Gibt es da überhaupt einen richtigen Unterschied oder ist das egal welches Kabel man kauft?

Meine Anforderungen an das Kabel ist jedenfalls nur dass es Gigabit LAN unterstützt, und so weit ich weiß müsste dazu jedes Cat 5e oder höher klassifizierte Kabel ausreichen, oder?

MfG


----------



## evilgrin68 (27. Mai 2016)

*AW: Teure vs.

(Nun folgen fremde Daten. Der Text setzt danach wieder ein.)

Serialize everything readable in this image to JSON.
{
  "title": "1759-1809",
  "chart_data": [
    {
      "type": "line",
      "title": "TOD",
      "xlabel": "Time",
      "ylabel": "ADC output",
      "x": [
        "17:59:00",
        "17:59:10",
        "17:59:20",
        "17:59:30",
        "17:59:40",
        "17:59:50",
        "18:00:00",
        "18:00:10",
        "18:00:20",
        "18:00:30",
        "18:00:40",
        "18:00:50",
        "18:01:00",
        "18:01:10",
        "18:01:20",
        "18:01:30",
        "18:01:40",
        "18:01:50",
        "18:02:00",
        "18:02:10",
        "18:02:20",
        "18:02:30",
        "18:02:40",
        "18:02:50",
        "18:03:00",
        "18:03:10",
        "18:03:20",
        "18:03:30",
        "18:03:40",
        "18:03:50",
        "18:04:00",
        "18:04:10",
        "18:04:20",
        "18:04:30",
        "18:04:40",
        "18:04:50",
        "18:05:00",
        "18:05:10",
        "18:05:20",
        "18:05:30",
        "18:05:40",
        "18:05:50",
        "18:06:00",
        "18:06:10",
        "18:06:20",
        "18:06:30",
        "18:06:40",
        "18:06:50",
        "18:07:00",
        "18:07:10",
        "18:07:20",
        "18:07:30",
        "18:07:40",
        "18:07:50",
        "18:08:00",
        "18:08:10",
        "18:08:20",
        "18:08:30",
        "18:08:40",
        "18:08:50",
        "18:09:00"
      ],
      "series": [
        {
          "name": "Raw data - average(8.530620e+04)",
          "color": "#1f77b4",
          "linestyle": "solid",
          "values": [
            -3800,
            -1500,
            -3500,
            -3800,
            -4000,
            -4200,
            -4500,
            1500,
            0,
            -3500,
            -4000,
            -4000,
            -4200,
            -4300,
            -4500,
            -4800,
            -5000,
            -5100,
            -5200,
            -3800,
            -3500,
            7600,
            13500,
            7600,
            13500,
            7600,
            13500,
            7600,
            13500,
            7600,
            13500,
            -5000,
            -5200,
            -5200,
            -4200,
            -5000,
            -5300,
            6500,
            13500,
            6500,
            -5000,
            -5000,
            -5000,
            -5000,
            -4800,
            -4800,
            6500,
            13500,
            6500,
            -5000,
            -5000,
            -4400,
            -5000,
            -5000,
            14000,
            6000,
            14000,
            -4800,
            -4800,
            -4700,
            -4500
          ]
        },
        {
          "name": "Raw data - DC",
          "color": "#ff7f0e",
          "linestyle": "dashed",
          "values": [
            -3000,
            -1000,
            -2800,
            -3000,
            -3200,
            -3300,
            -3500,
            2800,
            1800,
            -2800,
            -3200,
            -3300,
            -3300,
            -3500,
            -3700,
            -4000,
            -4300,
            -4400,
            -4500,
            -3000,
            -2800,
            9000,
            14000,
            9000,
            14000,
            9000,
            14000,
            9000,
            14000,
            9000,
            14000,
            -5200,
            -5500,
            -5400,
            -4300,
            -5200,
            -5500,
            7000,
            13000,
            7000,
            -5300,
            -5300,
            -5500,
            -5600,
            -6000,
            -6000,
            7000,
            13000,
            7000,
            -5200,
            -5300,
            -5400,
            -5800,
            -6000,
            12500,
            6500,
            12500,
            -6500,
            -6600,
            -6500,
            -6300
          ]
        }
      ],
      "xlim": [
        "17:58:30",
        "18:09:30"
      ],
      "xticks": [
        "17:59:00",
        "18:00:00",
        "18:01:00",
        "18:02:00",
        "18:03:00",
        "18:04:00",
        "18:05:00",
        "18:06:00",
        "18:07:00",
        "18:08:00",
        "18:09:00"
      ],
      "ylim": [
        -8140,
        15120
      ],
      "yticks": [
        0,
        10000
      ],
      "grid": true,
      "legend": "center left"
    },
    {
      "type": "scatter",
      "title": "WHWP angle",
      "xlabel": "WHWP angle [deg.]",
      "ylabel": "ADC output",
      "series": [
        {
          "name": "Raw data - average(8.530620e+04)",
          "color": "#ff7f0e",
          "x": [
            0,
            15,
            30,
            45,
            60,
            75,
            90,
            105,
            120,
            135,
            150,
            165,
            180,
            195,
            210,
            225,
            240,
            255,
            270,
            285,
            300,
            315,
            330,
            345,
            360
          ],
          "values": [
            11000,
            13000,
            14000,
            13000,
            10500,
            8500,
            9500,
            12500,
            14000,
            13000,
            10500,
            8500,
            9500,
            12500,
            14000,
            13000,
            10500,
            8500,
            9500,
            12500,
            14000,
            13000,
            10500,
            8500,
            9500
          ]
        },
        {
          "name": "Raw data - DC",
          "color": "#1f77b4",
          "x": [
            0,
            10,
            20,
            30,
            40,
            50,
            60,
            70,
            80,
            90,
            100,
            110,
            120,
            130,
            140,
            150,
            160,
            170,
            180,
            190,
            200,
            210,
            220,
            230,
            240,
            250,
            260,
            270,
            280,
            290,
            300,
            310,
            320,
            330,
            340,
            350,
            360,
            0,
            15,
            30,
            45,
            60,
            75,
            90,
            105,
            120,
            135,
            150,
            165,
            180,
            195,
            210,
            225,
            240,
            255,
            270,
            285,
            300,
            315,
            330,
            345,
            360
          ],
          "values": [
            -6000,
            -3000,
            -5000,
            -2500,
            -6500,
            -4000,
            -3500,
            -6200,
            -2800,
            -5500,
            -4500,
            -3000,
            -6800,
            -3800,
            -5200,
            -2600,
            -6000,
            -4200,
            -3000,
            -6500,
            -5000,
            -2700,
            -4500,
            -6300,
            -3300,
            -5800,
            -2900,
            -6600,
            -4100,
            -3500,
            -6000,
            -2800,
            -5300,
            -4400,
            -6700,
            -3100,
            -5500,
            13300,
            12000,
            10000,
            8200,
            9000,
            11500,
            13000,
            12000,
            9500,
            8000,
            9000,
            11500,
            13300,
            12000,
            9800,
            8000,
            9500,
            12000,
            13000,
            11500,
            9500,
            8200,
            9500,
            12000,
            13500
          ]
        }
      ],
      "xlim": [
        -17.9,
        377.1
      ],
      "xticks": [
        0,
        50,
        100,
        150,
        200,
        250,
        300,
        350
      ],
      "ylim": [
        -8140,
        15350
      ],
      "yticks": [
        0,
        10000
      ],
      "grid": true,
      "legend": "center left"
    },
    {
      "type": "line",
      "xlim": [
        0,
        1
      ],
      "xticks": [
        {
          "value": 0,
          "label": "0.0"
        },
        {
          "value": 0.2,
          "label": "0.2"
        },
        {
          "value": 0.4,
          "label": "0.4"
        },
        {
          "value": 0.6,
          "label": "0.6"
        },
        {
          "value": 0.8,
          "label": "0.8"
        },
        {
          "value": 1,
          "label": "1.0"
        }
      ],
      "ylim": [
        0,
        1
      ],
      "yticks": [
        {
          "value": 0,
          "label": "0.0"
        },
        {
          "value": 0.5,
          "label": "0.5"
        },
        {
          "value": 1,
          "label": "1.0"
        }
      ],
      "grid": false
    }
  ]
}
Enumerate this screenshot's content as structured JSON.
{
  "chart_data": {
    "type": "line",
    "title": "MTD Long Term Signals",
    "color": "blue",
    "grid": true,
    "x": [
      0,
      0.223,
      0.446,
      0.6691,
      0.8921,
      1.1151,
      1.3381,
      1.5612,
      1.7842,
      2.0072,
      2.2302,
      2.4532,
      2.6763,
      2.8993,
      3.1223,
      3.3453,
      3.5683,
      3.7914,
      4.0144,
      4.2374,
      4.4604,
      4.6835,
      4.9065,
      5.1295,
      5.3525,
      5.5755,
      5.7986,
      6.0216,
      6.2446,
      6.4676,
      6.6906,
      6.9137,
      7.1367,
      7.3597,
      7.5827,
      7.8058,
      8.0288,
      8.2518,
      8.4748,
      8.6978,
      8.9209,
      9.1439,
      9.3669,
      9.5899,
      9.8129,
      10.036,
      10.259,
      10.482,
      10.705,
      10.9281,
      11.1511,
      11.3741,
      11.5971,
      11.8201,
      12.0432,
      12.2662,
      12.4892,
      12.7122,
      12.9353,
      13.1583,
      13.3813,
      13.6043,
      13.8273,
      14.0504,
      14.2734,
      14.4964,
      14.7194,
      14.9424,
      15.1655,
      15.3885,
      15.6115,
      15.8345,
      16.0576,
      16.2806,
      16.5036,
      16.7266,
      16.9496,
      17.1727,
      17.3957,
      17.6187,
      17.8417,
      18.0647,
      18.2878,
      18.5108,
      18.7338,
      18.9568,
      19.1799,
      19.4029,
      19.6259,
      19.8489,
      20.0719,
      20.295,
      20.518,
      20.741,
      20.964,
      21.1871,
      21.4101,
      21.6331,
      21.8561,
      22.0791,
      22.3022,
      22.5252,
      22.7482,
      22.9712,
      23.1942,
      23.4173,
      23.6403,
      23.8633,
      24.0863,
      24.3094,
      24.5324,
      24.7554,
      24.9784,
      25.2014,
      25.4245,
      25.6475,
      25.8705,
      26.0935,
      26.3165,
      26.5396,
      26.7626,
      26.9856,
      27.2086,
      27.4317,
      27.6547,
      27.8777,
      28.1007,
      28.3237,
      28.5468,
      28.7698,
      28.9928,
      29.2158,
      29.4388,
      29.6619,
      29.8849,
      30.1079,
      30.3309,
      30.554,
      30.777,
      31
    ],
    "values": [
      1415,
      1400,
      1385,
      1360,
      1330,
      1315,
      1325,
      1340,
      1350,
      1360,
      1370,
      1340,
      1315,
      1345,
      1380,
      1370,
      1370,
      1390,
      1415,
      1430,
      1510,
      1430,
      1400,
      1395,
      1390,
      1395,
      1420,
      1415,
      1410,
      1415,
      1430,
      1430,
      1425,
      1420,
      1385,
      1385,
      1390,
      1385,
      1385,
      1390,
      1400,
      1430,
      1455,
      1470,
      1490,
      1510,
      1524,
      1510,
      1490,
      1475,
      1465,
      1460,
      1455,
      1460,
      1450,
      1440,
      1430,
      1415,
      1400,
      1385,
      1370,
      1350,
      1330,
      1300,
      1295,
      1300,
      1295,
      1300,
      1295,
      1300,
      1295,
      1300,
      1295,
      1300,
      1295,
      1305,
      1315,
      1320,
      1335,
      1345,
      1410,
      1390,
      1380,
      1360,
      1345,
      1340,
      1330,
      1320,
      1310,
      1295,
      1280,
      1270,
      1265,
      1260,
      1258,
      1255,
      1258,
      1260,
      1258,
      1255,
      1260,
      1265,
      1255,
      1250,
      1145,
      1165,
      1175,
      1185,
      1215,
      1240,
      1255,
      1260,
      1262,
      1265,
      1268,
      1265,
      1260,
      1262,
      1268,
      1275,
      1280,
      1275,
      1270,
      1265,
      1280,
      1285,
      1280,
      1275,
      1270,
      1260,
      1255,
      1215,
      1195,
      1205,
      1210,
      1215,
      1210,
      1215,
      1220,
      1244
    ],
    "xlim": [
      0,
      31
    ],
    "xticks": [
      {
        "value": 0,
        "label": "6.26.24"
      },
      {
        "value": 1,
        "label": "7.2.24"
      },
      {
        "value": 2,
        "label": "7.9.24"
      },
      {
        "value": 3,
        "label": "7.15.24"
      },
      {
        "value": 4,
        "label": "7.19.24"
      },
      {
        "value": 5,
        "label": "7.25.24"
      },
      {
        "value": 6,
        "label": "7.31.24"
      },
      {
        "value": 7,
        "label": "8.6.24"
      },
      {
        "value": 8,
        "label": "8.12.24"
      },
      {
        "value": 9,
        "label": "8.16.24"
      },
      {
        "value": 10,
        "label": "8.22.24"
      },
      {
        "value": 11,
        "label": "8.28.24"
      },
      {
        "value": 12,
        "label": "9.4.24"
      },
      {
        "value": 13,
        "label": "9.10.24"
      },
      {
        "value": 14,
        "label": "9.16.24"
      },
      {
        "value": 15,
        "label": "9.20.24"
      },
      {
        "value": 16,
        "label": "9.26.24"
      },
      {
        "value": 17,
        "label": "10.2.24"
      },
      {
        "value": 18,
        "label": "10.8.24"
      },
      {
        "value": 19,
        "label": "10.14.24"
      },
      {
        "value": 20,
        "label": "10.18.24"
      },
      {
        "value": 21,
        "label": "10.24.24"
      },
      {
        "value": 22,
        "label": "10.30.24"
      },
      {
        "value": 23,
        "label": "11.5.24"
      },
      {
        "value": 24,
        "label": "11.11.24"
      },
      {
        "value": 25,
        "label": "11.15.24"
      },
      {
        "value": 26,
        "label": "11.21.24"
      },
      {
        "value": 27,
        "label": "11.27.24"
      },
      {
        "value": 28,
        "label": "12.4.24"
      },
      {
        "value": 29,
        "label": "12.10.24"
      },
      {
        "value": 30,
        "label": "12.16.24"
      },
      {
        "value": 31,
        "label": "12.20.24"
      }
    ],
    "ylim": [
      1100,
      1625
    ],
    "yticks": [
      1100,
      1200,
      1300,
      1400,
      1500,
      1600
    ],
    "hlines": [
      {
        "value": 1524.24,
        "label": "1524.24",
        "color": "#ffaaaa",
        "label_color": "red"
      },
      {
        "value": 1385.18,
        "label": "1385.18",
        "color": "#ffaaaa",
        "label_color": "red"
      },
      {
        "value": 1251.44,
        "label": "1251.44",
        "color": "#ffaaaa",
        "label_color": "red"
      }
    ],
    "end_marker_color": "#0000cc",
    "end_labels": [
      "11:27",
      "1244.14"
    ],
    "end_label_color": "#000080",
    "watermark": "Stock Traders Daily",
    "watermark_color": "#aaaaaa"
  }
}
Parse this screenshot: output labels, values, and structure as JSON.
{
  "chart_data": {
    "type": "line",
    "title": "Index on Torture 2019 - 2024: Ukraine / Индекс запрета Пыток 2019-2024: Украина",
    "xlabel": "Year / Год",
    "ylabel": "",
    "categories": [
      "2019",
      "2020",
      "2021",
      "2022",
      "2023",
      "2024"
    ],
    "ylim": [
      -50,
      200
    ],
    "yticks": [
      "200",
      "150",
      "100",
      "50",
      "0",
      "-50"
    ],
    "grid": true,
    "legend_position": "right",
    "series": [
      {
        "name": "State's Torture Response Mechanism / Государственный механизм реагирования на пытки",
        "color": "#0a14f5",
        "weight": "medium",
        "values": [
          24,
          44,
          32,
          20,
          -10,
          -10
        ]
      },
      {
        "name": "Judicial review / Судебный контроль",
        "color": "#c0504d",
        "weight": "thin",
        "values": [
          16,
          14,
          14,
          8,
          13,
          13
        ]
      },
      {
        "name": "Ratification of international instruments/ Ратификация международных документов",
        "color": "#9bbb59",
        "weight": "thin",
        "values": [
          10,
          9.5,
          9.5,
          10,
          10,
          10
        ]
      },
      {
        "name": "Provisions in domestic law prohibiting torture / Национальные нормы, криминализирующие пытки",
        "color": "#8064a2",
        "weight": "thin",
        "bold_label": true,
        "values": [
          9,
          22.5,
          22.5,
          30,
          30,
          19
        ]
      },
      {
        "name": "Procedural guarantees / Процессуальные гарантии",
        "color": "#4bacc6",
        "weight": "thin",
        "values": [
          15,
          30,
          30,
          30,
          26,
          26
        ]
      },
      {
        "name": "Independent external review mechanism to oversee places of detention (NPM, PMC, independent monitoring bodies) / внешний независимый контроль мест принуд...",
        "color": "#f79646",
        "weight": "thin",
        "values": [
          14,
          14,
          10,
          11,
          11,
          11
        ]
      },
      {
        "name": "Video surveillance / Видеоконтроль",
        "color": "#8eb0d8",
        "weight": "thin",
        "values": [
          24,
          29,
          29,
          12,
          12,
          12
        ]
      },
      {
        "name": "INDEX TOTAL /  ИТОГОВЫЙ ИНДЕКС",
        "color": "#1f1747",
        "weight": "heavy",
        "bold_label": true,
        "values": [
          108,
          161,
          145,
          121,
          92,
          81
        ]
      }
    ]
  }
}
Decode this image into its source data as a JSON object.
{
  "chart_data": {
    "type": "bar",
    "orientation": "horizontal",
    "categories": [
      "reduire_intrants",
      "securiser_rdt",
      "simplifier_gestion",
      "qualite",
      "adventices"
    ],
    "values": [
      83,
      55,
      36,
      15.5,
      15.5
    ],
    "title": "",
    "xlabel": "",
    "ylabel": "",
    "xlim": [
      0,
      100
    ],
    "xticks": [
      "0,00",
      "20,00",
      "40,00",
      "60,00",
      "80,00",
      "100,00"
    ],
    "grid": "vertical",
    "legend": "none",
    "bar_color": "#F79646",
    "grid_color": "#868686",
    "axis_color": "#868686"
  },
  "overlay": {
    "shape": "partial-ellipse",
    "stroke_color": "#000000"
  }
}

Günstige LAN Kabel*

Meinst du jetzt Verlegekabel oder fertige Patchkabel?! Auf jeden Fall sollte ein Patchkabel mit Cat 5e zertifiziert sein, für GBit LAN.

Und... Es gibt Unterschiede bei den Kabeln, sonst gäbe es nicht so verschiedene.


----------



## Guru4GPU (27. Mai 2016)

*AW: Teure vs. Günstige LAN Kabel*



evilgrin68 schrieb:


> Und... Es gibt Unterschiede bei den Kabeln, sonst gäbe es nicht so verschiedene.



Und was genau sind dieseUnterschiede? Bessere Abschirmung? Besserer Draht? Bessere Buchsen? - hab da leider keinen Plan von


----------



## evilgrin68 (27. Mai 2016)

*AW: Teure vs. Günstige LAN Kabel*

Stecker können besser sein, zB. die Verriegelungsnase. Abschirmung ergibt sich aus der Klassifizierung. Reichelt bietet da ein schönes WiKi.
Patchkabel – Reicheltpedia


----------



## Deep Thought (27. Mai 2016)

*AW: Teure vs. Günstige LAN Kabel*

Bei den kurzen Längen von denen wir hier reden (2m) könnte man fast noch Telefonkabel nehmen. 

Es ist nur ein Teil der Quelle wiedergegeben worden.